2021-06-26 09:12:09.808270: I tensorflow_serving/model_servers/server.cc:414] Exporting HTTP/REST API at:localhost:8501 ...
[evhttp_server.cc : 245] NET_LOG: Entering the event loop ...

Now we can query the deployed model with an HTTP request to the REST API like in the last tutorial /examples/3-tensorflow-serving-docker/code. For this, the script 1-request is provided in examples/4-tf-serving-docker-aws/. In it, set the IPv4 variable to the appropriate address for your EC2 instance.
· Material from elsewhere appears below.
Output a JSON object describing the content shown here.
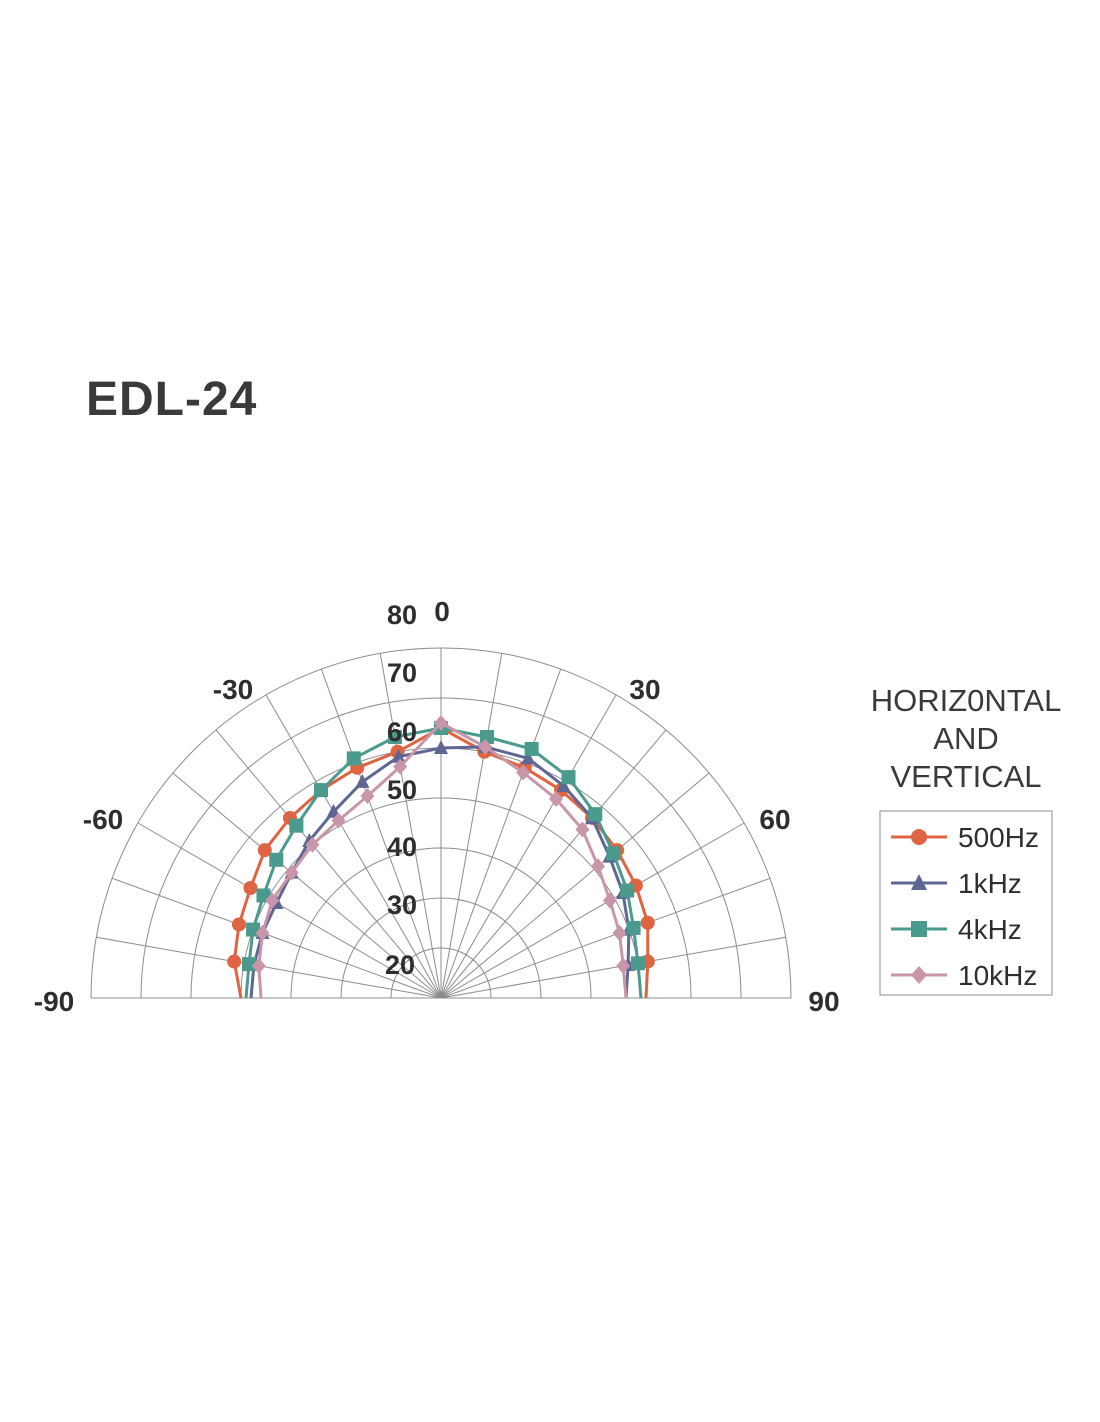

Download a few example images of different items of clothing from the internet and include their filenames in the script.

def load_images(images: Union[str, List[str]]):

    if isinstance(images, str): images = [images]

    array = np.empty(shape=(len(images), 28, 28, 1))
    for i, image in enumerate(images):
        img = tf.keras.preprocessing.image.load_img(
            path = image,
            color_mode = 'grayscale',
            target_size = (28, 28))

        array[i] = tf.keras.preprocessing.image.img_to_array(img=img)

    return (255 - array) / 255


tshirts = [
    'images/test/tshirt-1.jpg', 'images/test/tshirt-2.png',
    'images/test/tshirt-3.jpg', 'images/test/tshirt-4.png'
]
sandals = [f'images/test/sandal-{i}.jpg' for i in range(1, 5)]
sneakers = [f'images/test/sneaker-{i}.jpg' for i in range(1, 5)]

# test_images = load_images(tshirts)
test_images = load_images(sandals)
# test_images = load_images(sneakers)

IPv4 = 'ec2-54-93-96-215.eu-central-1.compute.amazonaws.com'
# IPv4 = '54.93.96.215'


data = json.dumps({
    'signature_name': 'serving_default',
    'instances': test_images.tolist()   # *either* 'instances'
    # 'inputs': test_images.tolist()    # *or* 'inputs'
})

headers = {'content-type': 'application/json'}
json_response = requests.post(
    f'http://{IPv4}:8501/v1/models/fmnist-model:predict',
    headers=headers,
    data=data
)

predictions = json.loads(json_response.text)['predictions'] # for 'instances'
# predictions = json.loads(json_response.text)['outputs']   # for 'inputs'

for i, prediction in enumerate(predictions):
    print('prediction {}: {} -> predicted class: {}'.format(
        i, prediction, np.argmax(prediction)))

Runing the script on a few example pictures of sandals yields

$ python 1-request.py

Out:

prediction 0: [6.30343275e-05, 1.85037115e-05, 7.5565149e-06, 2.83105837e-05, 1.74145697e-07, 0.998879, 3.21875377e-05, 2.88182633e-07, 2.93241665e-05, 0.000941563747] -> predicted class: 5
prediction 1: [0.00130418374, 2.53213402e-05, 3.95829147e-06, 7.95430169e-05, 1.08047243e-06, 0.975131869, 0.000146661841, 0.0195651725, 2.74548784e-05, 0.00371479546] -> predicted class: 5
prediction 2: [0.000241088521, 3.73763069e-05, 1.56952246e-05, 0.000210506681, 5.54936341e-05, 0.992369056, 9.06738e-05, 0.00564925186, 0.00128137472, 4.94648739e-05] -> predicted class: 5
prediction 3: [9.74363502e-06, 7.06914216e-06, 6.15942408e-05, 0.00042412043, 0.000195012341, 0.910350859, 1.11019081e-05, 0.0710703135, 0.0176780988, 0.000191997562] -> predicted class: 5

so all example images were correctly classified as sandals.